Legacy gave me the tools to create a life of wellness no matter where I found myself in my journey. As my idea of who I am and what I want out of life changes and matures the one constant has always been the values set instilled in me through my time spent in the Utah wilderness. My experience at legacy continues to ground me to what’s important to this day. The LOA fund takes important steps each year to help ensure Wilderness/Adventure therapy treatment continually becomes a more accessible and equitable experience for all young adults and families in need. They do this by providing financial aid in the form of scholarships to those seeking outdoor behavioral healthcare treatment. I truly feel my experience at Legacy Outdoor Adventures saved my life. By donating to the LOA Fund you can help ensure that those who are in need of the type of experience I had at Legacy can have access to it. It would warm my heart if you, the reader, would take a moment after finishing this blog to consider donating to the scholarship fund here https://loafund.com/donate/ . You can also support by sharing the LOA Funds page and mission on your social media. Thank you for listening everybody!

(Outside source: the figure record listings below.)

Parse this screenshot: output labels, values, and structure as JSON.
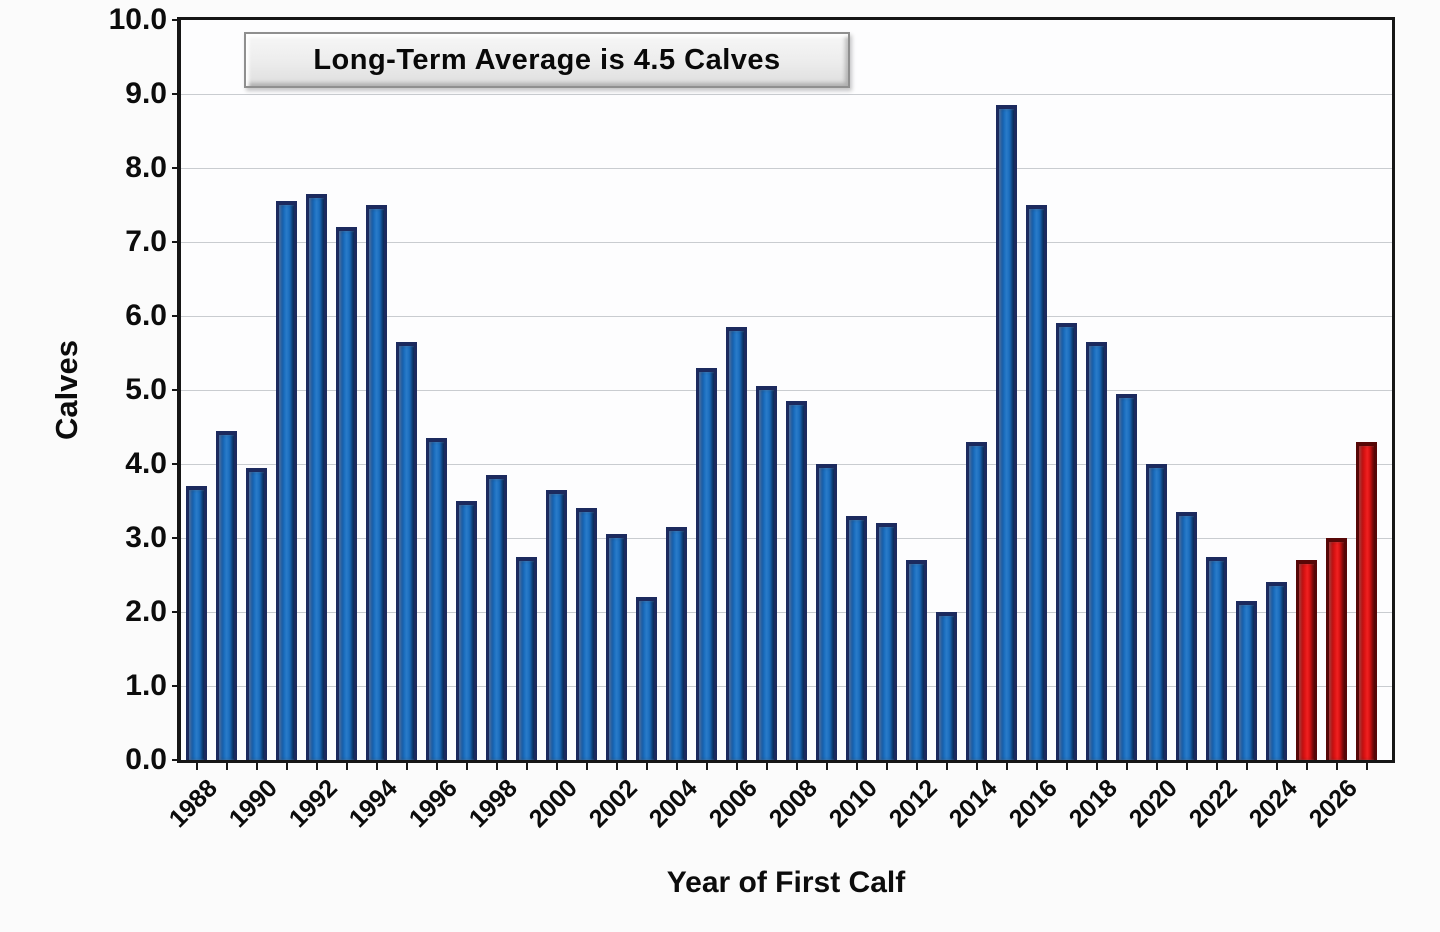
{
  "annotation_box": {
    "label": "Long-Term Average is 4.5 Calves"
  },
  "colors": {
    "bar_blue": "#1a6dbe",
    "bar_blue_border": "#1c2a5e",
    "bar_red": "#df1414",
    "bar_red_border": "#570707",
    "gridline": "#c9ccd0",
    "axis": "#161616",
    "annotation_box_bg": "#ececec",
    "background": "#fbfbfb"
  },
  "chart_data": {
    "type": "bar",
    "title": "",
    "annotation": "Long-Term Average is 4.5 Calves",
    "xlabel": "Year of First Calf",
    "ylabel": "Calves",
    "ylim": [
      0,
      10
    ],
    "grid": "horizontal",
    "legend": "none",
    "x": [
      1988,
      1989,
      1990,
      1991,
      1992,
      1993,
      1994,
      1995,
      1996,
      1997,
      1998,
      1999,
      2000,
      2001,
      2002,
      2003,
      2004,
      2005,
      2006,
      2007,
      2008,
      2009,
      2010,
      2011,
      2012,
      2013,
      2014,
      2015,
      2016,
      2017,
      2018,
      2019,
      2020,
      2021,
      2022,
      2023,
      2024,
      2025,
      2026,
      2027
    ],
    "values": [
      3.7,
      4.45,
      3.95,
      7.55,
      7.65,
      7.2,
      7.5,
      5.65,
      4.35,
      3.5,
      3.85,
      2.75,
      3.65,
      3.4,
      3.05,
      2.2,
      3.15,
      5.3,
      5.85,
      5.05,
      4.85,
      4.0,
      3.3,
      3.2,
      2.7,
      2.0,
      4.3,
      8.85,
      7.5,
      5.9,
      5.65,
      4.95,
      4.0,
      3.35,
      2.75,
      2.15,
      2.4,
      2.7,
      3.0,
      4.3
    ],
    "highlight_years": [
      2025,
      2026,
      2027
    ],
    "highlight_meaning": "most recent years shown in red",
    "y_tick_labels": [
      "0.0",
      "1.0",
      "2.0",
      "3.0",
      "4.0",
      "5.0",
      "6.0",
      "7.0",
      "8.0",
      "9.0",
      "10.0"
    ],
    "x_tick_labels": [
      "1988",
      "1990",
      "1992",
      "1994",
      "1996",
      "1998",
      "2000",
      "2002",
      "2004",
      "2006",
      "2008",
      "2010",
      "2012",
      "2014",
      "2016",
      "2018",
      "2020",
      "2022",
      "2024",
      "2026"
    ]
  }
}
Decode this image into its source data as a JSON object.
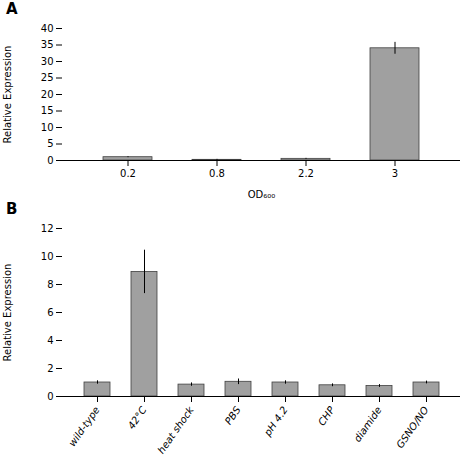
{
  "chart_data": [
    {
      "type": "bar",
      "title": "A",
      "xlabel": "OD₆₀₀",
      "ylabel": "Relative Expression",
      "categories": [
        "0.2",
        "0.8",
        "2.2",
        "3"
      ],
      "values": [
        1.0,
        0.2,
        0.5,
        34.0
      ],
      "errors": [
        0.15,
        0.15,
        0.15,
        1.8
      ],
      "color": "#a0a0a0",
      "ylim": [
        0,
        40
      ],
      "yticks": [
        0,
        5,
        10,
        15,
        20,
        25,
        30,
        35,
        40
      ],
      "grid": false
    },
    {
      "type": "bar",
      "title": "B",
      "ylabel": "Relative Expression",
      "categories": [
        "wild-type",
        "42°C",
        "heat shock",
        "PBS",
        "pH 4.2",
        "CHP",
        "diamide",
        "GSNO/NO"
      ],
      "values": [
        1.0,
        8.9,
        0.85,
        1.05,
        1.0,
        0.8,
        0.75,
        1.0
      ],
      "errors": [
        0.12,
        1.55,
        0.12,
        0.2,
        0.12,
        0.1,
        0.1,
        0.1
      ],
      "color": "#a0a0a0",
      "ylim": [
        0,
        12
      ],
      "yticks": [
        0,
        2,
        4,
        6,
        8,
        10,
        12
      ],
      "grid": false
    }
  ]
}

I do not always understand mountain climbing myself. I do know that somewhere between the moment we set off from the valley floor and the moment we stand on the summit, there is something special happening. One of my peers at Legacy once asked, in a state of exasperation, “what’s the point?! We wake up every day and we walk up a hill then we walk down the hill.” As funny as my memory is of hearing that statement, I’ve come to believe it may be the essence of life. If that be the case, then surely it is all about how we show up in the world and not about what hill we choose to walk up. Lastly, I’d like to leave you with one of my favorite quotes from Lionel Terray. “With a few rare exceptions, the climber has no renown to hope for and no audience to encourage him, apart from his companion on the rope. Alone among the silence and solitude of the mountains, he fights for the JOY of overcoming his chosen obstacle by his own unaided powers.”